McGregor is a feminist scholar and podcaster. An episode of the podcast Secret Feminist Agenda, wherein she mentioned how Jurassic Park deeply knowledgeable her concepts about feminism, sparked the concept for Intelligent Woman. McGregor’s podcasting expertise—particularly, her skill to speak advanced concepts in accessible methods—comes by in her witty prose.
Intelligent Woman is the 14th e-book in ECW’s Pop Classics collection. Like Bloomsbury’s Object Classes, these pocket-sized books invite authors to reframe, re-contextualize, and rethink the acquainted. This slim neon-green monograph–full with dinosaur scale endpapers—delivers a feminist tackle the pop phenomenon Jurassic Park.
The primary movie within the journey sci-fi franchise, Jurassic Park, was a technological and cinematic breakthrough. It broke a number of information, earned the creators a 1994 Academy Award for Greatest Visible Results, and was the primary film to surpass $500 million worldwide. Whereas its computer-generated particular results and the movie’s place in cinematic historical past are indeniable, its scientific contributions are questionable.
The liberties the screenwriters took, argues McGregor, proceed to form fashionable understandings of dinosaurs. She factors out that “as any true dinosaur nerd will inform you, Jurassic Park’s intelligent ladies usually are not even velociraptors; they’re really deinonychus (from the Greek for ‘horrible claw’) and had been intentionally misnamed by Michael Crichton, the unique novel’s writer, as a result of ‘velociraptor is extra enjoyable to say and most Individuals don’t have a working information of Greek.” McGregor units the report straight on technicalities like this one.
Amidst insights about Jurassic Park, McGregor tells her story of rising up. She is 9 when she first sees Jurassic Park, and the movie stays together with her, offering a backdrop for her coming-of-age. McGregor remembers, “My mom would get sick, after which die, thrusting me right into a world with out security or assurances. I might come to appreciate I used to be queer, after which that I used to be asexual, upending any neat concepts I had in regards to the contours {that a} life might need.” McGregor involves determine with fairly than worry dinosaurs as she tethers the heart-wrenching lack of her mom to the illusions of rationality and management proffered by Jurassic Park.
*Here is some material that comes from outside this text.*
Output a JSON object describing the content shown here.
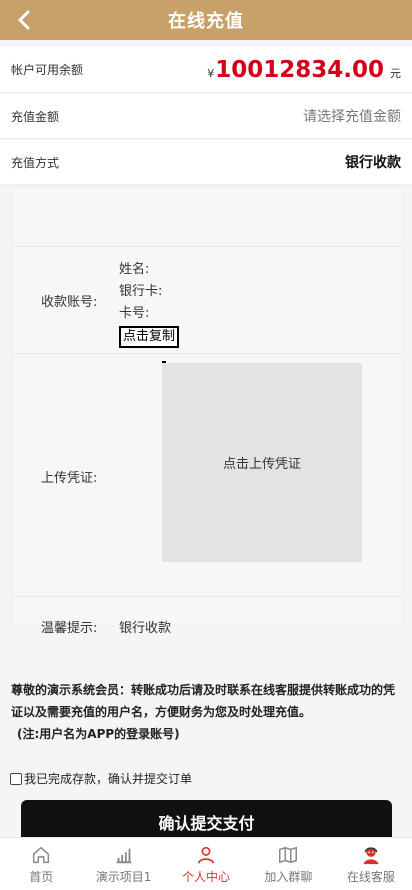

Greater than a survival film, McGregor argues that the movie “is a feminist apocalypse that asserts matriarchal, care-based values within the face of a disaster of motherlessness.”
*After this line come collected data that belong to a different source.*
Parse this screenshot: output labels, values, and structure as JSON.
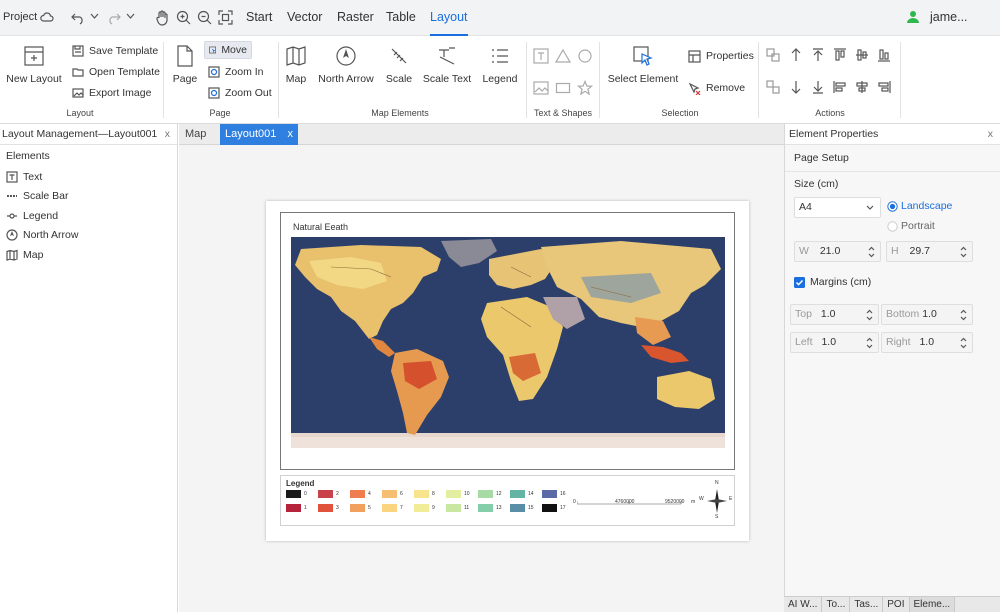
{
  "topbar": {
    "project_label": "Project",
    "menus": [
      "Start",
      "Vector",
      "Raster",
      "Table",
      "Layout"
    ],
    "active_menu": "Layout",
    "user": "jame..."
  },
  "ribbon": {
    "layout_group": {
      "label": "Layout",
      "new_layout": "New Layout",
      "save_template": "Save Template",
      "open_template": "Open Template",
      "export_image": "Export Image"
    },
    "page_group": {
      "label": "Page",
      "page": "Page",
      "move": "Move",
      "zoom_in": "Zoom In",
      "zoom_out": "Zoom Out"
    },
    "map_elements_group": {
      "label": "Map Elements",
      "map": "Map",
      "north_arrow": "North Arrow",
      "scale": "Scale",
      "scale_text": "Scale Text",
      "legend": "Legend"
    },
    "text_shapes_group": {
      "label": "Text & Shapes"
    },
    "selection_group": {
      "label": "Selection",
      "select_element": "Select Element",
      "properties": "Properties",
      "remove": "Remove"
    },
    "actions_group": {
      "label": "Actions"
    }
  },
  "left_panel": {
    "title": "Layout Management—Layout001",
    "close": "x",
    "section": "Elements",
    "elements": [
      {
        "label": "Text",
        "icon": "text-box-icon"
      },
      {
        "label": "Scale Bar",
        "icon": "scale-bar-icon"
      },
      {
        "label": "Legend",
        "icon": "legend-icon"
      },
      {
        "label": "North Arrow",
        "icon": "north-arrow-icon"
      },
      {
        "label": "Map",
        "icon": "map-icon"
      }
    ]
  },
  "tabs": [
    {
      "label": "Map",
      "active": false
    },
    {
      "label": "Layout001",
      "active": true,
      "close": "x"
    }
  ],
  "layout_page": {
    "map_title": "Natural Eeath",
    "legend_title": "Legend",
    "legend_items": [
      {
        "label": "0",
        "color": "#1a1a1a"
      },
      {
        "label": "1",
        "color": "#b5243a"
      },
      {
        "label": "2",
        "color": "#c9414a"
      },
      {
        "label": "3",
        "color": "#e0523c"
      },
      {
        "label": "4",
        "color": "#ee7d50"
      },
      {
        "label": "5",
        "color": "#f2a05e"
      },
      {
        "label": "6",
        "color": "#f6be70"
      },
      {
        "label": "7",
        "color": "#fad47f"
      },
      {
        "label": "8",
        "color": "#f7e48c"
      },
      {
        "label": "9",
        "color": "#f1ec98"
      },
      {
        "label": "10",
        "color": "#e4eea0"
      },
      {
        "label": "11",
        "color": "#c9e7a0"
      },
      {
        "label": "12",
        "color": "#a7dba6"
      },
      {
        "label": "13",
        "color": "#86ceaa"
      },
      {
        "label": "14",
        "color": "#64b4a6"
      },
      {
        "label": "15",
        "color": "#5a8ea6"
      },
      {
        "label": "16",
        "color": "#5a6aa6"
      },
      {
        "label": "17",
        "color": "#111111"
      }
    ],
    "scale_labels": [
      "0",
      "4760000",
      "9520000",
      "m"
    ],
    "compass": {
      "n": "N",
      "s": "S",
      "e": "E",
      "w": "W"
    }
  },
  "right_panel": {
    "title": "Element Properties",
    "close": "x",
    "section": "Page Setup",
    "size_label": "Size (cm)",
    "size_value": "A4",
    "landscape": "Landscape",
    "portrait": "Portrait",
    "orientation": "Landscape",
    "w_label": "W",
    "w_value": "21.0",
    "h_label": "H",
    "h_value": "29.7",
    "margins_label": "Margins (cm)",
    "margins_checked": true,
    "top_label": "Top",
    "top_value": "1.0",
    "bottom_label": "Bottom",
    "bottom_value": "1.0",
    "left_label": "Left",
    "left_value": "1.0",
    "right_label": "Right",
    "right_value": "1.0"
  },
  "bottom_tabs": [
    "AI W...",
    "To...",
    "Tas...",
    "POI",
    "Eleme..."
  ],
  "colors": {
    "accent": "#1a6fe0",
    "ocean": "#2c3f6b",
    "land": "#f0d27a"
  }
}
Intelligent Woman is theoretically sharp and well-written. McGregor seamlessly weaves feminist thinkers like Barbara Creed, Laura Mulvey, and Jess Zimmerman into her evaluation and recollections. Refreshingly, Hannah McGregor veers away from pat ideological criticism, and Intelligent Woman isn’t encumbered by tutorial jargon. She’s a beneficiant author who assumes that the theoretical instruments employed are acquainted to readers, and if they don’t seem to be, readers are good sufficient to grasp anyway. The result’s a uncommon e-book that’s theoretically wealthy, analytically astute, and rattling good enjoyable to learn.
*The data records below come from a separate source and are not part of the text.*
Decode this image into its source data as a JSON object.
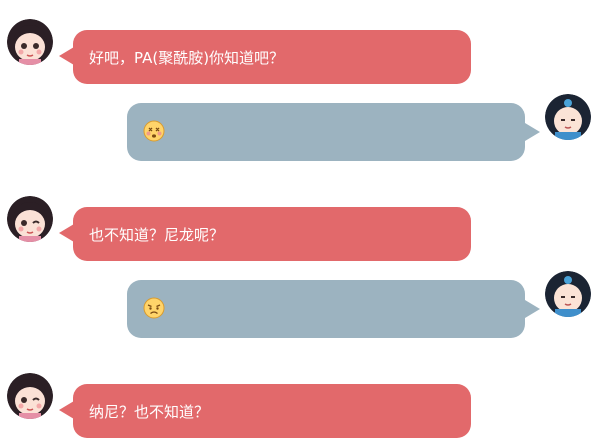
{
  "messages": [
    {
      "side": "left",
      "avatar": "girl-avatar",
      "text": "好吧，PA(聚酰胺)你知道吧？"
    },
    {
      "side": "right",
      "avatar": "boy-avatar",
      "emoji": "dizzy-face-emoji"
    },
    {
      "side": "left",
      "avatar": "girl-winking-avatar",
      "text": "也不知道？尼龙呢？"
    },
    {
      "side": "right",
      "avatar": "boy-avatar",
      "emoji": "worried-face-emoji"
    },
    {
      "side": "left",
      "avatar": "girl-winking-avatar",
      "text": "纳尼？也不知道？"
    }
  ],
  "colors": {
    "left_bubble": "#e2696b",
    "right_bubble": "#9cb3c0",
    "text": "#ffffff"
  }
}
Intelligent Woman is a memoir, a love letter to monstrous femininities and queer kinships, and a pocket information to studying like a feminist. Writes McGregor: “I, too, have felt caged and livid. I, too, have found out the best way to make kin for myself regardless of being informed that I couldn’t. And I, too, have wished to devour the architects of a world that might not include me. Coming head to head with the elegant magnificence and terror of life itself, I’ve realized the best way to look it within the eye, unblinking.”
Readers will come away with a brand new understanding of Jurassic Park. McGregor’s Intelligent Woman embraces fairly than rejects feminine monstrosity. In so doing, the patriarchal gender binary falls aside and makes room for a narrative of interdependence and collective survival. A world wherein “girls and non-binary individuals and queers and weirdos inherit the Earth.”
“Simply go watch the film; it slaps,” advises McGregor. So, too, does Intelligent Woman. Simply go learn the e-book.
Disclaimer: Elizabeth Marshall and Hannah McGregor are colleagues at Simon Fraser College.